FOX would be (switching to left to right)
6x27^0 + 15x27^1 + 24x27^2
6x1 + 15x27 + 24x27x27
6 + 405 + 17496
17907

So for n letters, you can test n! (n factorial) combinations to see if any equal a “word value”. Fox has 3 letters, so we test 3! (1x2x3) or 6 combinations of any 3 given letters to see if any equal 17907

This make any sense? I expect it’s a lot to absorb all at once. I’m sorry, it makes for a much simpler way to determine what word a set of letters make but it’s conceptually difficult.

I’ll make an example project to show you…

#32

Or you can feel to say forget this , and I’ll still try to help you sort out the code you have if you’ll explain how it should work…

#33

No offense but I think it’ll just be easier to have my uncle teach me. I’ll still give you credit for the idea tho

Edit/ actually lemme just try normal code first idk

#34

No offense taken. It’s hard to explain new/difficult concepts over a forum. And you chose a project that isn’t particularly easy

#35

Well it seemed easy.

Btw this was the original idea and maybe we can work off this:

When you hit the find word button it randomly swaps the letters until it finds a word or fails to find one. @ThinBuffalo

#36

That’d be difficult. Especially in Hopscotch.

#37

Me and @ThinBuffalo are teaming with up to figure out how we could do it. It’s not that hard probably

#38

That is weird, and I think that the code contains a lot of different loops and stuff like that, so can you post a link to the project so I can try fixing it?

I saw that you posted a link now, I will try to fix the project.

#39

It’s pretty hard.

You’d need to code all the letters, and without strings it gets way more complex.

If you do it it’d be really impressive.

#40

@Mr.rex or @William04GamerA Have you made any progress?

I’ve been tinkering with a project to do this but putting together the concepts into a complete project (with a scalable architecture so increasing the number of letters is a simple value change) is more challenging than I anticipated.

Coding strings & words as values wasn’t too hard (if one follows what I explained above).

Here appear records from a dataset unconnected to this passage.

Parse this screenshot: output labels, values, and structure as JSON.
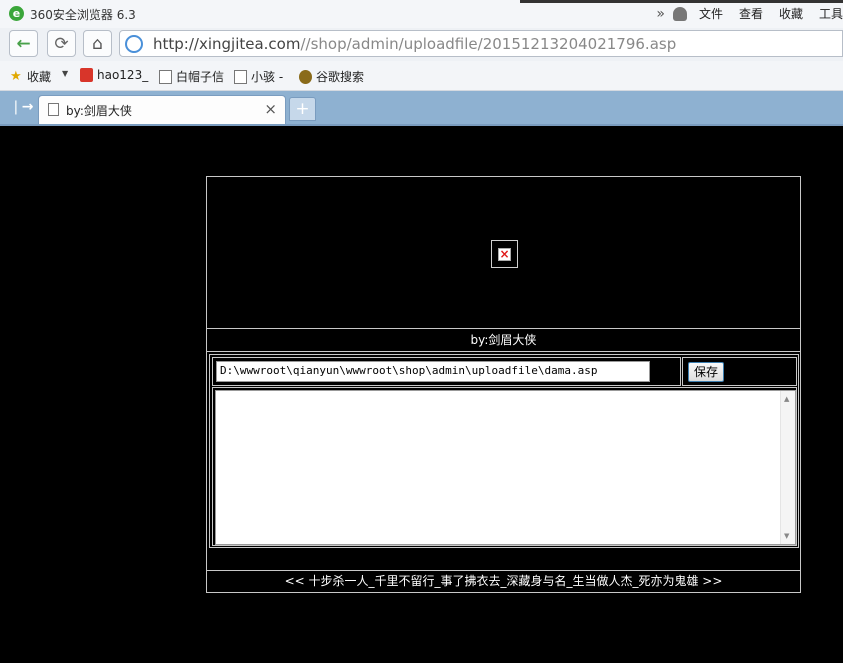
{
  "browser": {
    "title": "360安全浏览器 6.3",
    "menu": {
      "file": "文件",
      "view": "查看",
      "favorites": "收藏",
      "tools": "工具"
    },
    "address": {
      "domain": "http://xingjitea.com",
      "path": "//shop/admin/uploadfile/20151213204021796.asp"
    },
    "favorites_bar": [
      {
        "label": "收藏",
        "icon": "star-icon"
      },
      {
        "label": "hao123_",
        "icon": "hao123-icon"
      },
      {
        "label": "白帽子信",
        "icon": "page-icon"
      },
      {
        "label": "小骇 -",
        "icon": "page-icon"
      },
      {
        "label": "谷歌搜索",
        "icon": "paw-icon"
      }
    ],
    "tab": {
      "label": "by:剑眉大侠",
      "close": "×",
      "new": "+"
    }
  },
  "page": {
    "by_label": "by:剑眉大侠",
    "file_path": "D:\\wwwroot\\qianyun\\wwwroot\\shop\\admin\\uploadfile\\dama.asp",
    "save_label": "保存",
    "content": "",
    "footer": "<< 十步杀一人_千里不留行_事了拂衣去_深藏身与名_生当做人杰_死亦为鬼雄 >>"
  },
  "colors": {
    "page_background": "#000000",
    "border": "#c8c8c8",
    "tabbar": "#8eb1d1",
    "accent_green": "#49a14a"
  }
}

However, iterating through all of the letter permutations isn’t as easy as I thought it would be. I’m currently implementing a Hopscotch version of Heap’s algorithm. Will hopefully be done soon…

#41

I have been trying modifying the current version of the code, but there’s unfortunately no progress there and I have not had that much time to look at the project. I have only tried decoding it in like half an hour, but I think that your solution seems like a good idea.